The law aims to generate more startups and, in turn, jobs in Latvia. Read it in full HERE.
Labs of Latvia, is an information platform about Latvia's booming startup scene supported by the ALTUM state-owned finance institution.
However, just after this Anglophone announcement was made, the State Language Center, which is responsible for policing use of the Latvian language, confirmed it was issuing a fine because information at Jelgava railway station was provided in English and Russian as well as Latvian, reported local newspaper Jelgavas Vēstnesis.
As a state-owned company, Latvian Railways were duty bound to provide information in Latvian only, the State Language Center ruled. It refused to reveal precisely who was being fined or how much.

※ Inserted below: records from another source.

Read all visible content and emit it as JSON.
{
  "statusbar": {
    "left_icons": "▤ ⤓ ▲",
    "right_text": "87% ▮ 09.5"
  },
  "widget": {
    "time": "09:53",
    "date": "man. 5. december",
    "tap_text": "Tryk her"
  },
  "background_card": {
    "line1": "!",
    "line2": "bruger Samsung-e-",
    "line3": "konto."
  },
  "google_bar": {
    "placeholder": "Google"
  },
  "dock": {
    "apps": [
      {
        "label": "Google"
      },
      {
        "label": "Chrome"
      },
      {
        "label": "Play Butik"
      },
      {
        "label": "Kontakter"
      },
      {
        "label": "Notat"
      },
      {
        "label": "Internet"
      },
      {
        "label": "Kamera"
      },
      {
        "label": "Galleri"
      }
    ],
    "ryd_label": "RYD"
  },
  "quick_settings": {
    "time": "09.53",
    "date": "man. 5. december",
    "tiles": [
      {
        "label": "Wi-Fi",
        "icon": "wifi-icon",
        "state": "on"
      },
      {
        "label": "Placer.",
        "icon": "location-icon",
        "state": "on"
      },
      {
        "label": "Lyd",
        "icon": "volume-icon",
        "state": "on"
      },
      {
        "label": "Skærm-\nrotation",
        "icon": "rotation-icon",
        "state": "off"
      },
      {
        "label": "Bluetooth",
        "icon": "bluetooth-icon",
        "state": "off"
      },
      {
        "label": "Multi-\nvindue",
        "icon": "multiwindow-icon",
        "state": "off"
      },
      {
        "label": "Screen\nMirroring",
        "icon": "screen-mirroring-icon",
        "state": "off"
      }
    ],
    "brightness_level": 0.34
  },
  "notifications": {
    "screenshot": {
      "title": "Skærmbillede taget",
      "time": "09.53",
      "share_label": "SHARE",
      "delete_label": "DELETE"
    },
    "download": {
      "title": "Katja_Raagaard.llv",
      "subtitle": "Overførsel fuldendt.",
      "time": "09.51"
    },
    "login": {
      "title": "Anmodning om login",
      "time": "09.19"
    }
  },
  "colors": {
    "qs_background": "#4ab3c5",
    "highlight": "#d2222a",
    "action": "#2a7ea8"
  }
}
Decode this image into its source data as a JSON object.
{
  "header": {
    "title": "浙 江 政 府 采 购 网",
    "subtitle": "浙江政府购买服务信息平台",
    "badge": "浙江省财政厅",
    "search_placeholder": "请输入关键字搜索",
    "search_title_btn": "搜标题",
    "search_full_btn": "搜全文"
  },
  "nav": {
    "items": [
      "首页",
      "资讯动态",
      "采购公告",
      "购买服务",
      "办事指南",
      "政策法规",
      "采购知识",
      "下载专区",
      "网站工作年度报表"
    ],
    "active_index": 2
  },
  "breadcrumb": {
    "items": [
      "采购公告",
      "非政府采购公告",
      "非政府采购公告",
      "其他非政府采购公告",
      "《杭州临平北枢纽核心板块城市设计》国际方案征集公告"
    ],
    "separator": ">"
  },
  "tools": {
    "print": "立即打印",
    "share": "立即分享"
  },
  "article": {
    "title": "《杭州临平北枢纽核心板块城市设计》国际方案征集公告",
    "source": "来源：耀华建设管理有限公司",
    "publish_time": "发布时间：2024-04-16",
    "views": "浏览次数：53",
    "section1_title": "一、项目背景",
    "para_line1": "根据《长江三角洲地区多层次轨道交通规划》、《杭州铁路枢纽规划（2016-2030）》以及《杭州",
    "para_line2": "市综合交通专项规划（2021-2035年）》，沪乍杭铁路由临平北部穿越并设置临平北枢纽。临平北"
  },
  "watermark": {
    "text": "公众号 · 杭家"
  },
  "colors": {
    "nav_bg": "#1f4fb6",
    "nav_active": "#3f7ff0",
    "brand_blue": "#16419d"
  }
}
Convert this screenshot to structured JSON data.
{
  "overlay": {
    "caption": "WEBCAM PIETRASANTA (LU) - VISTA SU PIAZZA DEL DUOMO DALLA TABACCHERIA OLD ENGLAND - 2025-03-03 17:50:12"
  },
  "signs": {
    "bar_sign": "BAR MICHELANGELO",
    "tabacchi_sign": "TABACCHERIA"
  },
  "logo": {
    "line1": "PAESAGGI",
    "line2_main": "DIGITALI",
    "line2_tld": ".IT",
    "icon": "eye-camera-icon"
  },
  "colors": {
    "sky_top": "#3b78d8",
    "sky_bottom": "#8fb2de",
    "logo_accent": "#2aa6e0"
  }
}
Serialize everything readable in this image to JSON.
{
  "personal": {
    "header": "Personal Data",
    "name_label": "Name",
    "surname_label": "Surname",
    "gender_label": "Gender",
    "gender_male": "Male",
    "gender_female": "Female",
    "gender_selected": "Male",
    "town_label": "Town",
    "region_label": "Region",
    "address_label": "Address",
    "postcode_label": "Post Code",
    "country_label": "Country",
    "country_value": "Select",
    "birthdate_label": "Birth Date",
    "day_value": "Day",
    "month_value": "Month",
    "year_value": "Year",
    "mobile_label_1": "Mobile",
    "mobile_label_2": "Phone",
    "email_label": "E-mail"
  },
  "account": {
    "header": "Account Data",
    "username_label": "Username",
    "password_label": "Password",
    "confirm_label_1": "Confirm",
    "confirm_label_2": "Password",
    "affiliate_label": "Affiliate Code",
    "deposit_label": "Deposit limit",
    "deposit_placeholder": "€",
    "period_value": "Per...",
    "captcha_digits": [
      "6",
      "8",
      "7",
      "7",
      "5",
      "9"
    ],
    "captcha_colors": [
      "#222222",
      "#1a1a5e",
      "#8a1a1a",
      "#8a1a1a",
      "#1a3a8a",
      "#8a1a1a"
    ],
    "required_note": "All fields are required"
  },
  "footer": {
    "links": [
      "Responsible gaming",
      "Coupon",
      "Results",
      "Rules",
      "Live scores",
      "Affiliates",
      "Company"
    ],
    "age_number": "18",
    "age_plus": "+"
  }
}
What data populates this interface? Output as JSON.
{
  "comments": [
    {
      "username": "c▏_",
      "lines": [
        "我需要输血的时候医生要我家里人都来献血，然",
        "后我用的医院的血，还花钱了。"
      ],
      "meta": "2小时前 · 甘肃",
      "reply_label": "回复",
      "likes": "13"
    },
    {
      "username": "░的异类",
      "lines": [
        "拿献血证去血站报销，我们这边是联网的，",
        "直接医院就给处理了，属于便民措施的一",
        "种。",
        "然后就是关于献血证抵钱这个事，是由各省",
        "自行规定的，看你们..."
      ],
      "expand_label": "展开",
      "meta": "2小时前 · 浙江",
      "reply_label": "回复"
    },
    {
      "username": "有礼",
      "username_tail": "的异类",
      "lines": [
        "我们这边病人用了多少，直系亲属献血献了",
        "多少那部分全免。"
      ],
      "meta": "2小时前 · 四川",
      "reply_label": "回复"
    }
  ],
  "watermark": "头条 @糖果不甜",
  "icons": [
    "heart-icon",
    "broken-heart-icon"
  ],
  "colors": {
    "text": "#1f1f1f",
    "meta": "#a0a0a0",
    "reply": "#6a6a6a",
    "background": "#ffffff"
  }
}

Complaints were received over the fact that electronic departure boards showed train times, destinations and numbers in Latvian, Russian and English.
Foreign languages were appropriate "On international tourist attractions" and main transport terminals - including Riga Railway Station - "but that is not applicable to Jelgava railway station" the State Language Center said, in a rather sniffy assessment of Jelgava's appeal to foreigners reported by the newspaper.
"We cannot turn the whole country into an international tourist attraction," the language police insisted.
On the bright side, a large number of foreign investors may potentially end up wandering around Jelgava.